XXXV. Kapitel: Auch einander unbekannte Seelen erkennen sich zu Zeiten bei ihrem Abscheiden, wenn sie für ihre Schuld gleiche Pein oder für ihre guten Werke gleichen Lohn empfangen; und vom Tode des Johannes und Ursus, des Eumorphius und des Stephanus

Häufig kommt es vor, daß die scheidende Seele auch diejenigen erkennt, mit welchen sie wegen Gleichheit der Schuld oder der Belohnung an denselben Ort gewiesen werden soll. So hat der ehrwürdige Greis Eleutherius, von dem ich im vorigen Buch vieles erzählt habe,1 mitgeteilt, er habe in seinem Kloster einen leiblichen Bruder namens Johannes gehabt, der den Brüdern seinen Tod vierzehn Tage vorher ankündigte. Täglich zählte er die immer weniger werdenden Tage und wurde drei Tage vor seiner Abberufung aus diesem Leben fieberkrank. Als die Todesstunde kam, empfing er das Geheimnis des Leibes und Blutes unseres Herrn. Er ließ seine Brüder herbeirufen und bat sie, mit ihm die Psalmen zu singen, wobei er aber selbst die Antiphon angab mit den Worten: „Tuet mir auf die Pforten der Gerechtigkeit, ich will hineingehen und dem Herrn danken; das ist die Pforte des Herrn: die Gerechten werden da hineingehen.”2 Während die Brüder vor ihm sangen, rief er plötzlich mit lauter und gedehnter Stimme: „Ursus, komm!” Sobald er dies gesagt hatte, schied er vom Leibe und beschloß sein sterbliches Leben. Die Brüder waren erstaunt; denn sie wußten nicht zu deuten, was der sterbende Mitbruder gerufen hatte. Nach seinem Tode war große Trauer im Kloster. Vier Tage darauf aber war den Brüdern etwas nötig, und sie mußten nach einem weit entfernten Kloster schicken. Die Brüder, die sich dorthin begaben, trafen alle Mönche jenes Klosters gleichfalls in großer Traurigkeit an und S. 233 sagten zu ihnen: „Was habt ihr, daß ihr euch in solcher Trauer und Niedergeschlagenheit befindet?” Sie antworteten: „Wir klagen so, weil dieser Ort nun ganz vereinsamt ist; denn vor vier Tagen ist ein Bruder, dessen Leben uns im Kloster zusammenhielt, aus dieser Welt gegangen.” Voll innerer Erregung fragten die angekommenen Brüder, wie er geheißen habe, und erhielten zur Antwort: Ursus. Hierauf erkundigten sie sich eingehend nach der Stunde seiner Abberufung und erfuhren, er sei in demselben Moment vom Leibe geschieden, in welchem er von Johannes, der bei ihnen starb, war gerufen worden. Daraus sieht man, daß beider Verdienst gleich groß war und daß ihnen beschieden wurde, an demselben Orte gemeinschaftlich zu leben, wie sie auch mitsammen vom Leibe schieden.

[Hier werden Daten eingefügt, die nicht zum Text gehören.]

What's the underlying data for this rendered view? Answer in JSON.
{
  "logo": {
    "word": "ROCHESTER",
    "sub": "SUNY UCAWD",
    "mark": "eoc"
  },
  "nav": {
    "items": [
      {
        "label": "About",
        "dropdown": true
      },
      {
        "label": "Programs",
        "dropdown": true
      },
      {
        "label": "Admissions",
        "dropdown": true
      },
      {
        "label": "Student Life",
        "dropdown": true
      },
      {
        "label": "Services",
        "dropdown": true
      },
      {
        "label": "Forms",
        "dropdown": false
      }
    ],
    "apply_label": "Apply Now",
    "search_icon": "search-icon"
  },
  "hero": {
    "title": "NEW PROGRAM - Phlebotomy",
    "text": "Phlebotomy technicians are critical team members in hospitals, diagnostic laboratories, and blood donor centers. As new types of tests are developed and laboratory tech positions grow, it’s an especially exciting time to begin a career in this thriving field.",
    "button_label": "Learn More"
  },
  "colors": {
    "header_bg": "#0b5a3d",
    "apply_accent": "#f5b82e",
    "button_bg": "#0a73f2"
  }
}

Ich will auch nicht verschweigen, was ich, als ich noch als Laie lebte und in dem Hause wohnte, das mir von meinem Vater als rechtmäßiges Erbe zufiel, über einige Nachbarn erfahren habe. Eine Witwe in meiner Nähe hieß Galla. Sie hatte einen Sohn namens Eumorphius; nicht weit von diesem entfernt wohnte ein gewisser Stephanus, der Unterbefehlshaber in einer Kohorte war. Da kam Eumorphius zum Sterben, rief seinen Diener und befahl ihm: „Gehe geschwind und sage dem Unterbefehlshaber Stephanus, er solle schnell kommen; denn das Schiff ist bereit, mit welchem wir nach Sizilien fahren müssen.” Da der Diener meinte, er rede irr, und nicht gehen wollte, fing er an, heftig in ihn zu dringen, und sprach: „Geh und richte ihm aus, was ich sage; denn ich rede nicht irre!” Der Diener ging also fort, um den Stephanus aufzusuchen. Auf dem halben Weg begegnete ihm ein anderer Diener, der ihn fragte: „Wohin gehst du?” Er erwiderte ihm: „Zum Unterbefehlshaber Stephanus bin ich von meinem Herrn geschickt worden.” Da sagte jener: „Ich komme eben von ihm, soeben ist er vor meinen Augen gestorben.” Der Diener kehrte zu seinem Herrn Eumorphius zurück, fand ihn S. 234 aber bereits tot. So konnte man, weil der Diener auf halbem Wege umkehrte und der andere ihm entgegenkam, aus dem zurückgelegten Wege abnehmen, daß beide im gleichen Augenblick abberufen worden waren.

Petrus. Das ist schrecklich, was du da erzählst; aber ich bitte dich, warum erschien der scheidenden Seele ein Schiff und warum sagte der Sterbende, daß er nach Sizilien fahren müsse?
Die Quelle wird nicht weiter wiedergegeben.